Oyler then mentioned five water projects that might suit our needs. At least one of them involves brackish water that would need to be treated before it could be used. The closest alternative is the Conserve II project, only one mile from Clermont. The furthest, the Taylor Creek project, is 50 miles away.
The problem is that we're competing with all of the other communities in Central Florida for these resources.
What we need, Oyler elaborated, is a high-powered water consultant to go over our list of options, try to come up with some we haven't thought of yet, perform modeling to evaluate impacts and benefits, and come up with a list of projects and prices so that we can move forward to plan for the future. None of the local communities have budgeted for this yet, but they have agreed to pool money for it, with Clermont taking the lead.

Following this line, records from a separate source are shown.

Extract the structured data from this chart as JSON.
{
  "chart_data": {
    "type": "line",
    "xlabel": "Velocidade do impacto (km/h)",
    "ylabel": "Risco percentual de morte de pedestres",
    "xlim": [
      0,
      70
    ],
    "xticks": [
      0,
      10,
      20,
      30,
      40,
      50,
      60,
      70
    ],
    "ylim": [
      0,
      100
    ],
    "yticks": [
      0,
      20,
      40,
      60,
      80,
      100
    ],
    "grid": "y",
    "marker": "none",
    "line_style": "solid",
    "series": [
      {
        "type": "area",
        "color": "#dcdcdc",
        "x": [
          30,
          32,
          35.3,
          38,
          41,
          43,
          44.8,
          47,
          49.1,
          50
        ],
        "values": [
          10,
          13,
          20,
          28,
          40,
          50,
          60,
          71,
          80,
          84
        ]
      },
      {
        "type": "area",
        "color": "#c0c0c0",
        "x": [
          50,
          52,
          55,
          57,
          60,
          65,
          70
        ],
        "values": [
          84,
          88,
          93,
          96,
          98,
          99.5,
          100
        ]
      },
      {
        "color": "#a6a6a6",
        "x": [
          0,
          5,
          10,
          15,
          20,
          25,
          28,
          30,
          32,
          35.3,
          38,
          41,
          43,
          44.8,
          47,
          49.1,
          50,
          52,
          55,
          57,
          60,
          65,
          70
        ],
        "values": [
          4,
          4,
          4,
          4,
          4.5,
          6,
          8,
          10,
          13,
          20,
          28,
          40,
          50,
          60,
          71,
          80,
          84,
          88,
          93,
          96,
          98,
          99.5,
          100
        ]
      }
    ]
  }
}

How long would this take? Oyler displayed a projected time line. The hope is to get signed agreements for pooling resources by May 2014, with requests for qualifications from consultants by October of the same year.
By December 2014, the selection process should be completed, with the consultant starting in January 2015. It is expected that the consultant will take six months to do the preliminary study.
Based on the plan the water consultant comes up with, the local area governments will develop cost sharing agreements and obtain funding for water projects.
These water projects will likely take three to five years to complete, from the start of the design through to finishing the actual work. Smaller projects, however, could be completed in 18 months. "This fits within the time frame we need," Oyler noted.
After the speakers finished their presentation, a number of concerned citizens came up to ask questions. Many expressed concern that they could someday be paying $11 to $12 per 1,000 gallons of water (as one of the slides in one of the presentations explained).
Others suggested that we need to have more regulation of the amount of water that can be drawn from the lakes. Still others expressed concern over certain commercial interests pumping water from the lakes or drawing from the Florida Aquifer.
In addition to the upcoming workshop on December 12, concerned citizens should consider attending an upcoming public workshop to be held by the Lake County Legislative Delegation on Thursday, January 30, 2014 at 5pm.
It covers the same issues at the county level, and it will also examine the topics raised at the Clermont meeting. This workshop will be held in the Chambers of the Lake County Board of County Commissioners, located at 315 West Main Street, second floor, in Tavares.